Gerade für Punkte wie z.B. Abstellzonen, Geofencing (Geschwindigkeitsdrosslung) und Begrenzung der Anzahl von Leihscootern hätte man mehr Sendezeit verwenden sollen. Und warum diese seit fast 4 Jahren noch immer nicht einheitlich von Städten und Kommunen umgesetzt wurden bzw. dass das KBA dem Geofencing bis heute einen Riegel vorschieb. Das Verkehrsschild „eKF frei!“ wird z.B. so gut wie gar nicht auf deutschen Straßen genutzt und ist ein schönes Beispiel, wie die Bürokratie wieder einmal die Realität überschattet.
Life of Brian “Jehovah”
Deshalb empfinde ich die Aussage im Beitrag von Herrn Jülich, dass in Nürnberg Wild-West und Chaos im Zusammenhang mit abgestellten E-Scootern regieren, eher als ein Armutszeugnis für die Stadt als einen Vorwurf Richtung ansässiger Verleiher. Jeder Vertreter von Lime, Tier, Bolt etc. wird sicherlich ein Lied davon singen können, wie lang und zäh sich Verhandlungen in den dafür zuständigen Gremien gestalten, bis sich jeder der Beteiligten in seiner lokalen Verordnung wiederfindet und ein finaler Entwurf dazu vorliegt.

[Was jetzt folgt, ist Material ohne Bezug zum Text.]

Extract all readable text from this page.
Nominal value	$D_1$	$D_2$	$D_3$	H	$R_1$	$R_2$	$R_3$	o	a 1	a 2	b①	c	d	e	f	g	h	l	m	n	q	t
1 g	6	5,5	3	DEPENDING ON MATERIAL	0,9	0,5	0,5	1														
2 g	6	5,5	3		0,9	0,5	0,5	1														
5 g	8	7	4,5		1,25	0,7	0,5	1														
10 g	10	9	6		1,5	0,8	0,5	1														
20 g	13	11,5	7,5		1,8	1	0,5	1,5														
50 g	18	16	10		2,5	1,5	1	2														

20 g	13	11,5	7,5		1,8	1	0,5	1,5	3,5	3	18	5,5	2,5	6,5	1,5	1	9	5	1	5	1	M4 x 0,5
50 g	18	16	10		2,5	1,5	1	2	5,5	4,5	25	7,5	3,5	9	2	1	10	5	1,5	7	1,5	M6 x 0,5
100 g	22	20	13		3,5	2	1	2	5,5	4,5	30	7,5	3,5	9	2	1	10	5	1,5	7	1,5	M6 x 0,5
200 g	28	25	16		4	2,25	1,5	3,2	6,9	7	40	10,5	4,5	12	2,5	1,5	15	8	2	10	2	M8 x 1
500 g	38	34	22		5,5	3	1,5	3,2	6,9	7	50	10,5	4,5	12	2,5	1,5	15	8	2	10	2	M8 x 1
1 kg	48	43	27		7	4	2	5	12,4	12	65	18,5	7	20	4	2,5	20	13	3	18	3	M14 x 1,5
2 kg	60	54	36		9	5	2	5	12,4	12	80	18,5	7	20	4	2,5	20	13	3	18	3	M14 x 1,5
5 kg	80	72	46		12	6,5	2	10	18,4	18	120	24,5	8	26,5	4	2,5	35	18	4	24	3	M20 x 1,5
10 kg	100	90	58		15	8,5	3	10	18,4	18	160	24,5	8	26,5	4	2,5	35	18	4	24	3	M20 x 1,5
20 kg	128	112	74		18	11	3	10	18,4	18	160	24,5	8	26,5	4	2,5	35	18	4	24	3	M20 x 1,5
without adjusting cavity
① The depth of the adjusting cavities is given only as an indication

Auch 2019 wurde In Vorbereitung zur Einführung der Elektrokleinstfahrzeug-Verordnung jeder Teilnehmer an der damaligen Verkehrsministerkonferenz nach seiner Meinung gefragt. Nun – 4 Jahre später – Andi Scheuer wieder aus dem Sack zu ziehen und als Schuldigen an den Pranger zu stellen ist zu einfach und unseriös.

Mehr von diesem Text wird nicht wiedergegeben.